The next game was a hard fought battle from beginning to end as the Canucks gave one final boost to show their mettle. A single fluke goal from a marginally talented spare part snuck behind Thomas and finished the game. The Canucks regained the series lead 3-2.
Unlike previous seasons this didn't have that impending disaster feel that Bruins fans are all too used to.
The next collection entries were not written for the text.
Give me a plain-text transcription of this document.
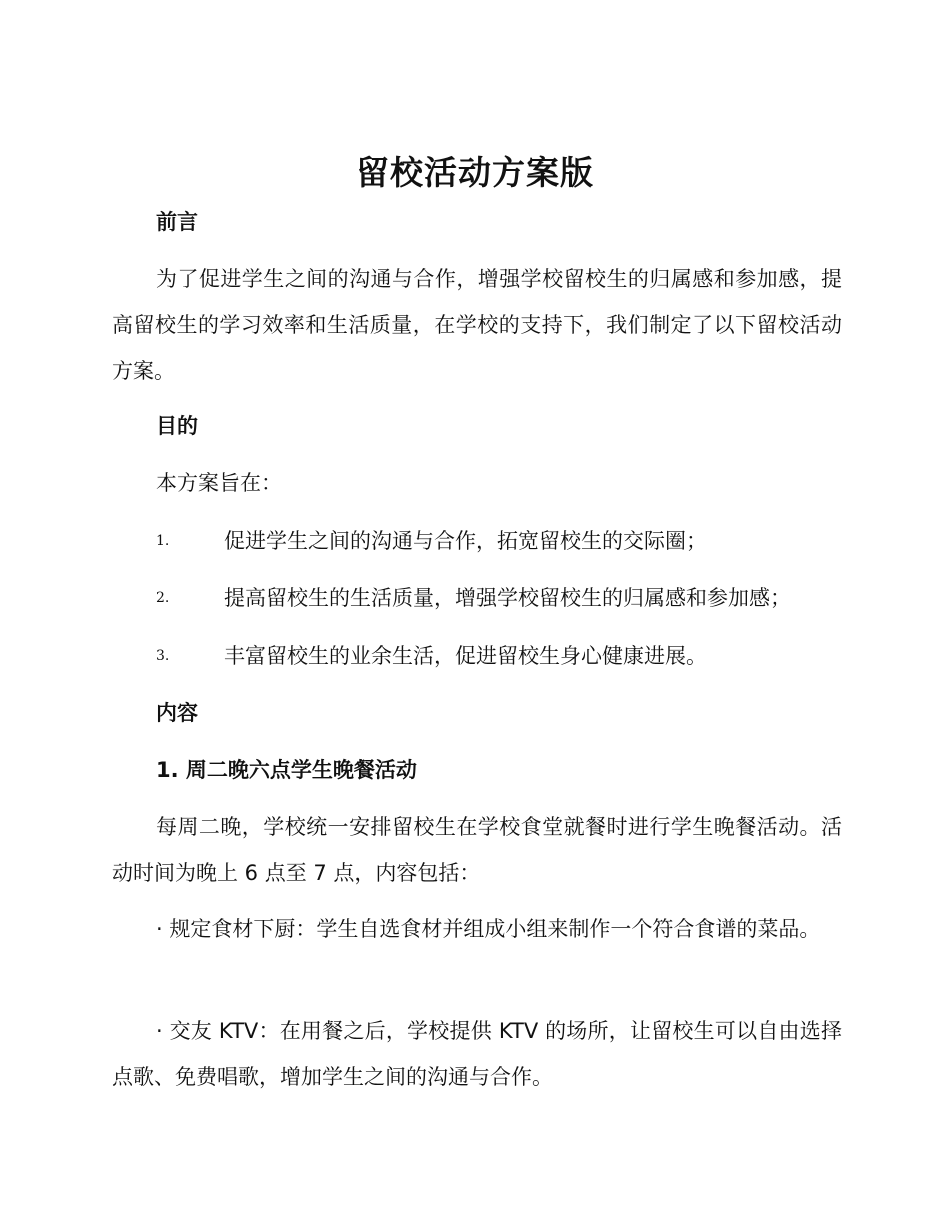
留校活动方案版
前言

为了促进学生之间的沟通与合作，增强学校留校生的归属感和参加感，提高留校生的学习效率和生活质量，在学校的支持下，我们制定了以下留校活动方案。

目的
本方案旨在：
1.	促进学生之间的沟通与合作，拓宽留校生的交际圈；
2.	提高留校生的生活质量，增强学校留校生的归属感和参加感；
3.	丰富留校生的业余生活，促进留校生身心健康进展。
内容
1. 周二晚六点学生晚餐活动

每周二晚，学校统一安排留校生在学校食堂就餐时进行学生晚餐活动。活动时间为晚上 6 点至 7 点，内容包括：

· 规定食材下厨：学生自选食材并组成小组来制作一个符合食谱的菜品。

· 交友 KTV：在用餐之后，学校提供 KTV 的场所，让留校生可以自由选择点歌、免费唱歌，增加学生之间的沟通与合作。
We saw where Vancouver was weak and the return home for the next game proved that observation.
Roberto Luongo helped to trigger his team's demise with his own very poorly chosen words, taking a shot at the heroic Tim Thomas. His claim was that Thomas wasn't providing Luongo with the praise he so richly deserved and even had the gall to critique Thomas's goaltending style. Making matters worse was when Thomas retorted with one simple, bemused line. Smiling he said, "I didn't know it was my job to pump up his tires".
The dye was cast. The Hockey Gods punish those for hubris. Roberto Luongo, one of the highest paid, longest signed goalies in the NHL was about to be laid low.
The bear could smell blood and that third trip to the garden was fitting set up to that one final apocalyptic moment. The final score was 5-2 Bruins but that score didn't tell the whole story. The Canucks were beaten, emotionally crushed and very scared. The series was tied and all the marbles rested on a single game.
…Back in Vancouver
…Where the Bruins had yet to win.
To its credit Vancouver did try. The Sedin twins did rise from their coma and the Canucks forward pressed hard, getting into Tim Thomas's face and practically up his nose at the games start. Even the most hardened fan (me included) were on the edge of the seat for a few minutes.
It was Patrice Bergeron that fired the shot that finished off the league's best regular season team and Western Conference champs. Three more shots found their mark but the body had already fallen. Thomas had put up a brick wall in net and had already made the conscious decision to put an exclamation point on the first Bruins cup triumph in 39 years, providing his forth shutout of the post-season.
On a personal note I just had to nudge my lovely wife to pause the chick-flick she was watching on her computer and pop out her headphones to witness the Cup carried higher than its ever been held-literally seeing as Zdeno Chara is huge. She was good sport and sat patiently through the ceremony, likely wondering what the fuss was all about but having the good taste not to say anything. At the end she smiled at me and went back to her movie. After 25 years of my yelling shenanigans she's paid her dues in a different way. In her own quiet way she's been a Bruins fan for most of her life as well, she just won't admit it.
And now an estimated million people are funneling into Boston to grab a peace of that black and gold glory. The Burins are the conquering hero and deserve the adulation they receive on this day. Trivial in the grand scheme of things or not those men did fight the good fight and bring pride back to one of the finest cities on earth. I salute them for that.